Hospitais superlotados, falência do sistema de saúde pública, gente que acaba morrendo
de fome por não conseguir alimento em cidades praticamente fantasmas pelo medo do
contágio.
Esse cenário nefasto se materializou há cerca 90 anos, durante a pandemia de gripe
espanhola de 1918, principalmente no Hemisfério Norte. Mas pode se repetir nos próximos
tempos, de acordo com previsões mais pessimistas de especialistas americanos. Se um
tipo tão letal do vírus da gripe - ou influenza - chegar às regiões mais frias dos EUA durante
o inverno, não haveria plano de contingência capaz de atender a população.

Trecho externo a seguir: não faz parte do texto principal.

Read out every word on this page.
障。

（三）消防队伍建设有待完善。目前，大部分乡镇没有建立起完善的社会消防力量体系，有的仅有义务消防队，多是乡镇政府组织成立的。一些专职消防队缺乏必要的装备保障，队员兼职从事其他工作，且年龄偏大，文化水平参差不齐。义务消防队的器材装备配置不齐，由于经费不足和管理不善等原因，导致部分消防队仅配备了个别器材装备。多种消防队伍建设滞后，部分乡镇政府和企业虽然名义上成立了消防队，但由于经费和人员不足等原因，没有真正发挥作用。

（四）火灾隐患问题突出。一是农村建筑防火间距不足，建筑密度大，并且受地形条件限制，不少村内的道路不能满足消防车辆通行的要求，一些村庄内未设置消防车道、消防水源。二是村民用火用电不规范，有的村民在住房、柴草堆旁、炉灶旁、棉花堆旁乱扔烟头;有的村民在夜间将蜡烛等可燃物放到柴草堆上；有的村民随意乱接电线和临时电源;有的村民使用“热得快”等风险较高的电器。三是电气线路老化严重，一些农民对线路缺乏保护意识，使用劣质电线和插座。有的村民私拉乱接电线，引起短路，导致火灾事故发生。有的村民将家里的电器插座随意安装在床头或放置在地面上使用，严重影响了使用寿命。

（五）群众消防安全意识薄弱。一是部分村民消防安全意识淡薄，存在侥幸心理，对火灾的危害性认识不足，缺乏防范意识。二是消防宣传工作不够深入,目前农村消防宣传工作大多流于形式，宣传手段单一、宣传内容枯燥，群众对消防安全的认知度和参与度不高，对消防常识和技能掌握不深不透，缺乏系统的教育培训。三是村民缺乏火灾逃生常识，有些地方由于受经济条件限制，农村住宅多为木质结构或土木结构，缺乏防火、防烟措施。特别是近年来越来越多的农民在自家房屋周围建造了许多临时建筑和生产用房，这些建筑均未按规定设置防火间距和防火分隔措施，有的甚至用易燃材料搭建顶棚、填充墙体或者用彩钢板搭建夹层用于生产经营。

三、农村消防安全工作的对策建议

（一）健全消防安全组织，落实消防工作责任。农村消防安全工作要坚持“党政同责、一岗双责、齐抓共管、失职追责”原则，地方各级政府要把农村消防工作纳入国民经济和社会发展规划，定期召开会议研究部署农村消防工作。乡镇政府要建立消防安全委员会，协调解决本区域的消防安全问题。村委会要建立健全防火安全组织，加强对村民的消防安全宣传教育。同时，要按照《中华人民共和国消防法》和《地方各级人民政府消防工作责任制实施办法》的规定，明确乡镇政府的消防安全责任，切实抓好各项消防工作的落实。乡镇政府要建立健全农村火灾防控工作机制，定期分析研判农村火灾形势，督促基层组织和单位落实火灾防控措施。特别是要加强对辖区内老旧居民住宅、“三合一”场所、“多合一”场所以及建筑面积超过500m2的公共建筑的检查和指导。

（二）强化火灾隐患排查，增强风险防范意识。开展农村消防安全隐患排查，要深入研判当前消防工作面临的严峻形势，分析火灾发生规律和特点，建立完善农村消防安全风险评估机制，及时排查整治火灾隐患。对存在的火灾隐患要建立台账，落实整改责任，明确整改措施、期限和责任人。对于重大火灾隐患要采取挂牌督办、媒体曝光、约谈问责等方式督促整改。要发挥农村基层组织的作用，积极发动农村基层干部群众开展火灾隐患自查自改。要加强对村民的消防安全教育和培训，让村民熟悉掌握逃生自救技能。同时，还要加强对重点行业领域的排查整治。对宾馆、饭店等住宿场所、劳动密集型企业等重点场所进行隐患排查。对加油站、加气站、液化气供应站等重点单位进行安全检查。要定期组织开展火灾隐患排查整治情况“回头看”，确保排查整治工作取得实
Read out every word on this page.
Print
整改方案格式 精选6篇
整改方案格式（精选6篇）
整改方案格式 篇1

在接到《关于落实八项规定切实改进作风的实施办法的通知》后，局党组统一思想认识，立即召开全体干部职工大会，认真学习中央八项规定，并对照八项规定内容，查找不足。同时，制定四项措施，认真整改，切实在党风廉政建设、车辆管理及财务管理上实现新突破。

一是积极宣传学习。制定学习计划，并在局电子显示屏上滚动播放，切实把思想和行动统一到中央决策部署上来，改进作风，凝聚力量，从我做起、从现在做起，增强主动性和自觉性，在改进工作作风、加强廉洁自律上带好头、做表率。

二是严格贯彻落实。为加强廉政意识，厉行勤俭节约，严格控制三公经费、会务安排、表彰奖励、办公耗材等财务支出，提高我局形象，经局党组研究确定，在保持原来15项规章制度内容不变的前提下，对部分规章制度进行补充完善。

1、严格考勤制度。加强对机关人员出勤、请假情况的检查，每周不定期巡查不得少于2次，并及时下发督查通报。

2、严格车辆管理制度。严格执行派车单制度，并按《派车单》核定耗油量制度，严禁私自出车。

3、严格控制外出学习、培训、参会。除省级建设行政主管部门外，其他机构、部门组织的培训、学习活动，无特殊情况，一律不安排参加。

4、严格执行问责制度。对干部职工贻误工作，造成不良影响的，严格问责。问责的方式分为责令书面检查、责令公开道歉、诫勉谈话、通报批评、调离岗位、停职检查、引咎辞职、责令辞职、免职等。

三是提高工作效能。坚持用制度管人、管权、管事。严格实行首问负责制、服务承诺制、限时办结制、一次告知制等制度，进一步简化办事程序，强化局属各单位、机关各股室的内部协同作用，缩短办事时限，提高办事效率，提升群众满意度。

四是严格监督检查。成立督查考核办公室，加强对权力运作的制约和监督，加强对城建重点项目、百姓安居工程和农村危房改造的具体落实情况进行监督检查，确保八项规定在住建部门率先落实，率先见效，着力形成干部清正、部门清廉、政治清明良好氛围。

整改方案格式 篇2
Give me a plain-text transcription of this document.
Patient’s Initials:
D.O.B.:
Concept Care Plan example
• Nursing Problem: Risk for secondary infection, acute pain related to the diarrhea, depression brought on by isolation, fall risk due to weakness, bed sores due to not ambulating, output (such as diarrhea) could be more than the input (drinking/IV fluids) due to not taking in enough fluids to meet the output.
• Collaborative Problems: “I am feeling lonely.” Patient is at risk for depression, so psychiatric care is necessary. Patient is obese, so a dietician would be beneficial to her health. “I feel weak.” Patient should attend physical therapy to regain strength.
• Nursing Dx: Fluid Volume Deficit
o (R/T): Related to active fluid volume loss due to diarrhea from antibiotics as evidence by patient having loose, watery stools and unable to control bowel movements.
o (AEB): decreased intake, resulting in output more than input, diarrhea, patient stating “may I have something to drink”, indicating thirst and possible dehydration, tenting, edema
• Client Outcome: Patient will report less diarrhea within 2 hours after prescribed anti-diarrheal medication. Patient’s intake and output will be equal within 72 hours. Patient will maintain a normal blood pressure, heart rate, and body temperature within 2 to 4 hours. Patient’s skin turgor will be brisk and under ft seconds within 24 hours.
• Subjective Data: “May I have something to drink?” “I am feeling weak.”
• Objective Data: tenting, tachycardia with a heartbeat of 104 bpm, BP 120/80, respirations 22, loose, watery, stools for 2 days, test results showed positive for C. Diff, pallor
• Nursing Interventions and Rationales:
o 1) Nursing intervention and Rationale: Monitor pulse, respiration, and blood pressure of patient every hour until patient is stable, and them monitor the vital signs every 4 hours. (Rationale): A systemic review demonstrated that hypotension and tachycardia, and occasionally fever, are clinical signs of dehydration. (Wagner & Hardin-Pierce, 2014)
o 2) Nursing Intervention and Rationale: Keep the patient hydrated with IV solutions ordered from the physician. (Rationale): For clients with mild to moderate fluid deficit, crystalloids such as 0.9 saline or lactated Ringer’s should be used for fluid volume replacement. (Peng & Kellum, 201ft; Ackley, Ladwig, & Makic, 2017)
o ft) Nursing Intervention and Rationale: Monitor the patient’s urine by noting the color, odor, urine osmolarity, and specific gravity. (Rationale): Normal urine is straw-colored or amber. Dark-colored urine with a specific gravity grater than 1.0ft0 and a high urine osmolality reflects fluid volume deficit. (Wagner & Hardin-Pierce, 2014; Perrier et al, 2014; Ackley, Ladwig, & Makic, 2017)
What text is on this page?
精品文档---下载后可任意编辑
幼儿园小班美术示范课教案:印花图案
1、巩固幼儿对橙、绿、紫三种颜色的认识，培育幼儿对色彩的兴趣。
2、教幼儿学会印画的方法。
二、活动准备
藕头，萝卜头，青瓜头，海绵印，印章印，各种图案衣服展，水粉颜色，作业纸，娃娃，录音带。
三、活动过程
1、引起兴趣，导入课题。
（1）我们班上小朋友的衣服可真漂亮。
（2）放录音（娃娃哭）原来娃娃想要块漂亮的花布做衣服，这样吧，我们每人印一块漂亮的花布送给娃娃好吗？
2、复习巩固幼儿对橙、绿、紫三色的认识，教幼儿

Esta temida
variante do influenza pode ser a H5N1, responsável pela gripe das aves.
No outono (primavera no Hemisfério Sul) de 1918, quando a I Guerra Mundial se
encaminhava para o fim, a gripe espanhola atingiu todos os exércitos como um inimigo sem
bandeira. Famoso por sua crueldade, o conflito teve nos quilômetros de trincheiras cavadas
na Europa a característica principal de seus combates. As condições de higiene eram
precárias no front, onde milhares de homens viviam espremidos nos buracos e se moviam
em grandes grupos, o que teria facilitado a circulação do vírus.
Ficou conhecida como "espanhola" devido à atenção que a imprensa da Espanha deu à
epidemia, uma vez que o país não estava envolvido na guerra. Por isso, seus jornais não
sofriam qualquer tipo de censura, comum em tempos de guerra.
Geralmente, a pessoa apresentava sintomas da doença quatro dias após o contágio. E,
quando os sintomas surgiam, uma pessoa que aparentava boa saúde pela manhã já poderia
estar sem forças para levantar da cama na noite do mesmo dia.
Uma das peculiaridades dessa doença era o alto índice de incidência entre pessoas jovens
e saudáveis, ao contrário da gripe comum, que afeta principalmente recém-nascidos e
idosos. Nos EUA, a taxa de mortalidade de pessoas dos 15 aos 34 anos foi 20 vezes maior
em 1918 do que nos anos anteriores.
Até 100 milhões de pessoas podem ter morrido
Relatos da época dão conta de pessoas que morriam horas depois de apresentarem os
primeiros sintomas - que iam desde de uma coloração azul no rosto à tosse acompanhada
de sangue. Nos estágios mais avançados, o vírus causava uma hemorragia incontrolável
que inundava os pulmões, levando a pessoa à morte. Um médico da época descreveu a
agonia de seus pacientes como "simplesmente uma luta por ar até o sufocamento". Entre
20 e 40 milhões de pessoas teriam morrido no mundo vítimas da gripe espanhola.
Estimativas recentes falam em até 100 milhões de mortes.